Lucian karşısında oturan kötü adamı başıyla selamladıktan sonra karşısına geçip oturdu. Yüzünde ifade yoktu karşısında oturan ise pişkin bir biçimde sırıtıyordu.


- Seninle karşılaşmak çok güzel oldu. Çok uzun zamandır bu anı bekliyorum. Sonunda keyifli bir sohbet edeceğiz seninle.

- Benim için de öyle. İnsan kaliteli bir sohbeti her yerde bulamıyor.

- Özellikle diğer Lucian ile hiç konuşulmuyor. Ne zaman beni görse savaşmak istiyor. Seninle sohbet edebileceğimize inanıyorum.

- Şu tanışma bölümünü kısa kessek olur mu? Kelimelerimi boşa kullanmak istemiyorum.

- Elbette olur direk konuya geçelim daha güzel olur hatta. Şimdi kafanda sorular vardır senin.

- Aslında merak ettiğim hiçbir şey yok sadece benimle ne işin olduğunu merak ediyorum.

- Hemen merakını gidereyim senin. Biz seninle birbirimize benziyoruz hatta aynıyız diyebilirim. Sende istediğim bir şey var ve onu aldıktan sonra özgürce gidebilirsin.

- Benden neyi almak istiyorsun. Sana verecek neyim var ki benim.

- Senden bir şey almayacağım aslında. Sadece derinliklerinde bir şey var, ruhunun en derininde. Aslında başka bir romanda diğer Lucian'dan aldım onu ama hala izleri kalmış ve onları da alacağım senden.

- Aşkı almak istiyorsun ondan yani benden. Onu alıp ne yapacağını bilmiyorum doğrusu ama vermezsem ne olacağını çok merak ediyorum.

- Siz insanlar başınıza ne gelirse meraktan geliyor. Bir şey yapmayacağım aslında sadece roman evrenin ele geçireceğim sonra da gerçek dünyayı fethedeceğim.

- Gerçekten de önemsizmiş. Diğer bene istediği yap benim için önemli değil. Ancak ortak bir isteğimiz var seninle.

- Ne kadar da bana benziyorsun sen. Zaten biz aynıyız seninle.

- Aynı olduğumuzu söyleyip duruyorsun.

- Ben senin başka bir romandaki halinim. Bunu fark etmek o kadar zor olmamalı.

- Benim seninle hiçbir ortak noktam yok.

- İşte öteki Lucian gibi konuşmaya başladın.

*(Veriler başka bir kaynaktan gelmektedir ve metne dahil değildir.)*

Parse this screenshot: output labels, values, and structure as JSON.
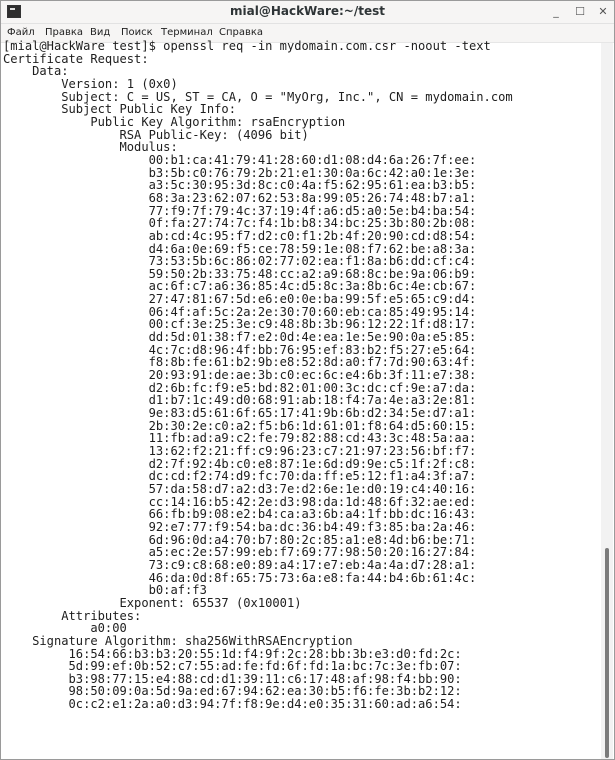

- Demek ki bazı şeyler değişmiyormuş. Şimdi kavga edeceğiz galiba seninle. Aslında kazanmana izin verebirim ama içimdeki Lucian beynimin içinde kudurmuş durumda ve sana izin verirsem hayatım boyunca onu susturamam. 

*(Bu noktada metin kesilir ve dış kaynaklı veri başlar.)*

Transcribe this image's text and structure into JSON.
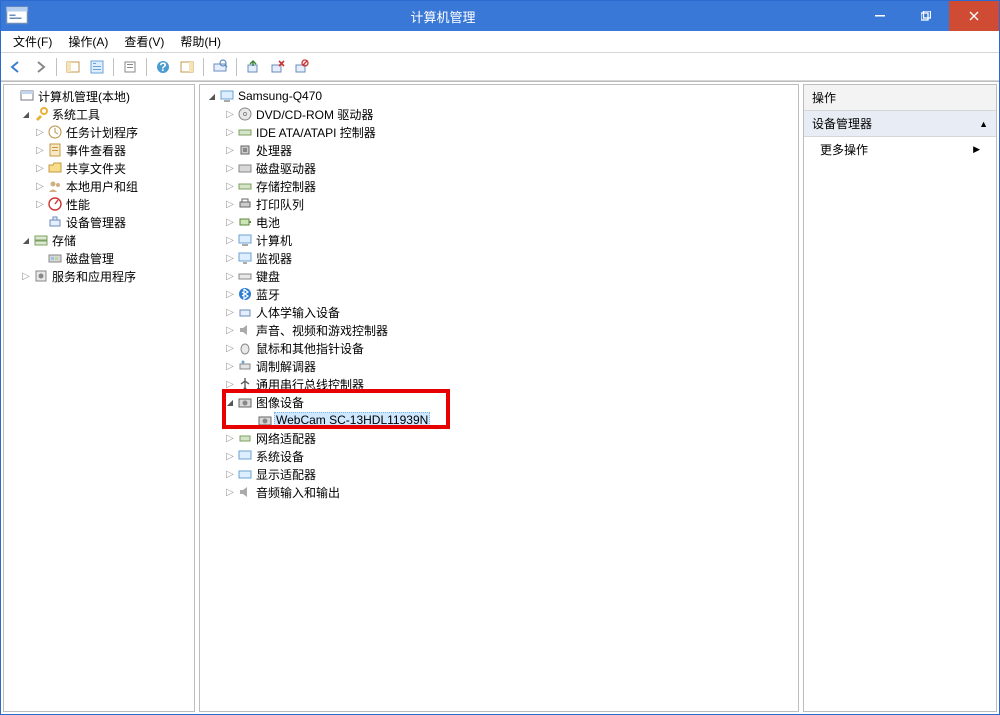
{
  "window": {
    "title": "计算机管理",
    "min": "—",
    "restore": "❐",
    "close": "✕"
  },
  "menu": {
    "file": "文件(F)",
    "action": "操作(A)",
    "view": "查看(V)",
    "help": "帮助(H)"
  },
  "left_tree": {
    "root": "计算机管理(本地)",
    "system_tools": "系统工具",
    "task_scheduler": "任务计划程序",
    "event_viewer": "事件查看器",
    "shared_folders": "共享文件夹",
    "local_users": "本地用户和组",
    "performance": "性能",
    "device_manager": "设备管理器",
    "storage": "存储",
    "disk_mgmt": "磁盘管理",
    "services_apps": "服务和应用程序"
  },
  "mid_tree": {
    "root": "Samsung-Q470",
    "dvd": "DVD/CD-ROM 驱动器",
    "ide": "IDE ATA/ATAPI 控制器",
    "cpu": "处理器",
    "disk_drives": "磁盘驱动器",
    "storage_ctrl": "存储控制器",
    "print_queue": "打印队列",
    "battery": "电池",
    "computer": "计算机",
    "monitor": "监视器",
    "keyboard": "键盘",
    "bluetooth": "蓝牙",
    "hid": "人体学输入设备",
    "sound": "声音、视频和游戏控制器",
    "mouse": "鼠标和其他指针设备",
    "modem": "调制解调器",
    "usb": "通用串行总线控制器",
    "imaging": "图像设备",
    "webcam": "WebCam SC-13HDL11939N",
    "network": "网络适配器",
    "system_dev": "系统设备",
    "display": "显示适配器",
    "audio_io": "音频输入和输出"
  },
  "right": {
    "header": "操作",
    "section": "设备管理器",
    "more": "更多操作"
  }
}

- Burada sonsuza kadar savaşabiliriz ama ben almam gereken şeyi çoktan aldım. Bunun için teşekkür ederim sana. İstersen hobi olarak yine savasabiliriz ama sonda yine sen kaybedeceksin.

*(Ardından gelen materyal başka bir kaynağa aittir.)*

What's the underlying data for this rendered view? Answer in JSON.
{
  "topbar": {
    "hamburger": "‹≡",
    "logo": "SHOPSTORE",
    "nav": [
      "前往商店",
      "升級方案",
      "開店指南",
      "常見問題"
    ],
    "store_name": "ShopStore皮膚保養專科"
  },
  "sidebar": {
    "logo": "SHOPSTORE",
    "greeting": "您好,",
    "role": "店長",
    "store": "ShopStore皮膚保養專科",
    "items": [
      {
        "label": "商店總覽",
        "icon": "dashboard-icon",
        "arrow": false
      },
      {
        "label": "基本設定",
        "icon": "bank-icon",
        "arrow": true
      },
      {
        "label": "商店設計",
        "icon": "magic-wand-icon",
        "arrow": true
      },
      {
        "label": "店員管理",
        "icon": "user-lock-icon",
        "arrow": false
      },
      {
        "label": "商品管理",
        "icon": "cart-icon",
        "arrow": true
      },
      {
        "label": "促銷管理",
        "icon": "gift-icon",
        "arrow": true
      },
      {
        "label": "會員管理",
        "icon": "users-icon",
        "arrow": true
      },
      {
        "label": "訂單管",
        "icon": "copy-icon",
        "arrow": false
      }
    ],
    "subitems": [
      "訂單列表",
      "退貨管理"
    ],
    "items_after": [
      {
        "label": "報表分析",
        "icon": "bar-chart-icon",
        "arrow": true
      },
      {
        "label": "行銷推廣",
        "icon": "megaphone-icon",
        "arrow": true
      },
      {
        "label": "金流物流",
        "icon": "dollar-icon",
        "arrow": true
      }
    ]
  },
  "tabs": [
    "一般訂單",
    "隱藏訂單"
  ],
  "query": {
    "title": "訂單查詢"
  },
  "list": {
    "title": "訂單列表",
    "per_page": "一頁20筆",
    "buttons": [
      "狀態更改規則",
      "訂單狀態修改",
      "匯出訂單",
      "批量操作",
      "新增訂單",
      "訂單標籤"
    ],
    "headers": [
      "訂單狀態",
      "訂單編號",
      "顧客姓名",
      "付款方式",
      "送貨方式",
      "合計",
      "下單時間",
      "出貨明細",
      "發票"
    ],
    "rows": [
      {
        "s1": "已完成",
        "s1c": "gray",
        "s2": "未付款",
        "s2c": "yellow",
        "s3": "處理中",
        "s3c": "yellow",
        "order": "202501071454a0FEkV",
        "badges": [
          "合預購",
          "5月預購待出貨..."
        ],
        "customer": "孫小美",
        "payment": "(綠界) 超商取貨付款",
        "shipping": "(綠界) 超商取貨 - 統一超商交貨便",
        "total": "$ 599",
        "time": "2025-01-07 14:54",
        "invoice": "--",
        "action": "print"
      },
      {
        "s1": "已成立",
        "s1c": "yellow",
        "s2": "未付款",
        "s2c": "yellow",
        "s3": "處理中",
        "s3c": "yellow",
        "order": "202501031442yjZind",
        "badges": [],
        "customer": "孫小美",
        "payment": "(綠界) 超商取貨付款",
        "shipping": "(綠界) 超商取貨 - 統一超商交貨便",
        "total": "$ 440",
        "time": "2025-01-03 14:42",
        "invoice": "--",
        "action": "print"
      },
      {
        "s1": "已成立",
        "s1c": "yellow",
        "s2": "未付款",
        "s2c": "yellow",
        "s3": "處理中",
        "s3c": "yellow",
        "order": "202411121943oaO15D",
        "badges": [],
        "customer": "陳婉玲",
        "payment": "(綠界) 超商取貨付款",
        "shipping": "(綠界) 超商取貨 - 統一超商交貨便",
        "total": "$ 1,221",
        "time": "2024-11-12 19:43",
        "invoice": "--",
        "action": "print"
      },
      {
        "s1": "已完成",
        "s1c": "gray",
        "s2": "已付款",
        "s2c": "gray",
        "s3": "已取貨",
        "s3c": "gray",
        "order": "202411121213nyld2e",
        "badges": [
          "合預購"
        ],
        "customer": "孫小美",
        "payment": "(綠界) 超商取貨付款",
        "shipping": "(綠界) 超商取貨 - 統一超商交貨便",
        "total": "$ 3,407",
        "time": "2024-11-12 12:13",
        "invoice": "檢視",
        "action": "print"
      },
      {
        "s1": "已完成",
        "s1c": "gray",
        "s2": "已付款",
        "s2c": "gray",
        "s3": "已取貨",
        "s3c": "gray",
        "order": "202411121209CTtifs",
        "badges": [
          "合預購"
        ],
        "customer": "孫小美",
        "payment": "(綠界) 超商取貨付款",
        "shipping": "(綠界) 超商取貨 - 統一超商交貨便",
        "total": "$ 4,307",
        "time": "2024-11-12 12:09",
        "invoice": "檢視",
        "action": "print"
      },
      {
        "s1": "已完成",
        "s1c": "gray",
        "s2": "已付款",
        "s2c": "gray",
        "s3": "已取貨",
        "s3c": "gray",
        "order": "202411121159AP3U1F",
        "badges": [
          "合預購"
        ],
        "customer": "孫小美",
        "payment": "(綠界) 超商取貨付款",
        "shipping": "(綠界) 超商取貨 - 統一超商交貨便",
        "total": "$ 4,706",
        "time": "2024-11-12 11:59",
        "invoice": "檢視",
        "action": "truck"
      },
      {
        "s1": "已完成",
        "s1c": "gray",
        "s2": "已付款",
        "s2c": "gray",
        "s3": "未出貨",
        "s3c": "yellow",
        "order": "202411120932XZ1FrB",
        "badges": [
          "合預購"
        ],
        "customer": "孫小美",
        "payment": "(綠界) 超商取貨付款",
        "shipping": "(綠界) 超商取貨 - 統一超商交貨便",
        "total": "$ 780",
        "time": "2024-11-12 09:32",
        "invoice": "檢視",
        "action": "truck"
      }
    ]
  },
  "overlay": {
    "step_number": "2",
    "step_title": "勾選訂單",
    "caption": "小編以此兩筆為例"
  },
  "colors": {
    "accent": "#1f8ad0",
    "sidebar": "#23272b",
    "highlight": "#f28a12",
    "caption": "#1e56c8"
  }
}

- Kaç romandır pesimdesin bilmiyorum doğrusu. Kaç roman boyunca bana acı çektirdin onu da bilmiyorum. Bildiğim tek bir şey var sen kazanamayacaksın.

- Hayır yanılıyorsun ben kazanacağım en sonunda. Unutma her zaman kötüler kazanır bu romanların lanetidir.

- İste buna izin vermeyeceğim. Nedenini bilmiyorum belki sadece tipini sevmedim belki de kendimden başka birisinin kazanmasını istemiyorumdur.


Lucian cümlesini bitirdiği zaman kılıcını çekti ve bir adım geriye doğru attı. Rakibinin ilk hamlesini yapmasını bekledi çok kısa bir süre. O an geçtikten sonra iki kılıç hızlı bir biçimde çarpıştı. Lucian ikinci hamle için kılıcını hafifçe aşağıya doğru indirdi ve iki çelik tekrardan çarpıştı.


Kılıçların çarpışması bir süre daha devam etti. İkisi de çok hızlı bir şekilde hareket ediyordu. Her hamleyle başka bir hamle ile karşılık veriyorlardı. Lucian rakibinin kılıcını aşağıya doğru indirdiği sırada bir anda yüzüne sert bir yumruk isabet etti. Dökülen ilk kan Lucian'a aitti.


- Çok yavaşsın Lucian.

- Daha yeni ısınıyorum diyelim. Daha doğru olur.

- Dogru diye bir şey yok unutma bunu şu anda benim gücümle savaşıyorsun ve gücümü geri alınca ne yapacağını merak ediyorum.

- Amma çok konuştun. Sadece bu kadar geveze olduğun için bile öldürmek istiyorum seni. Rakibinin olmasını hiç sevmem.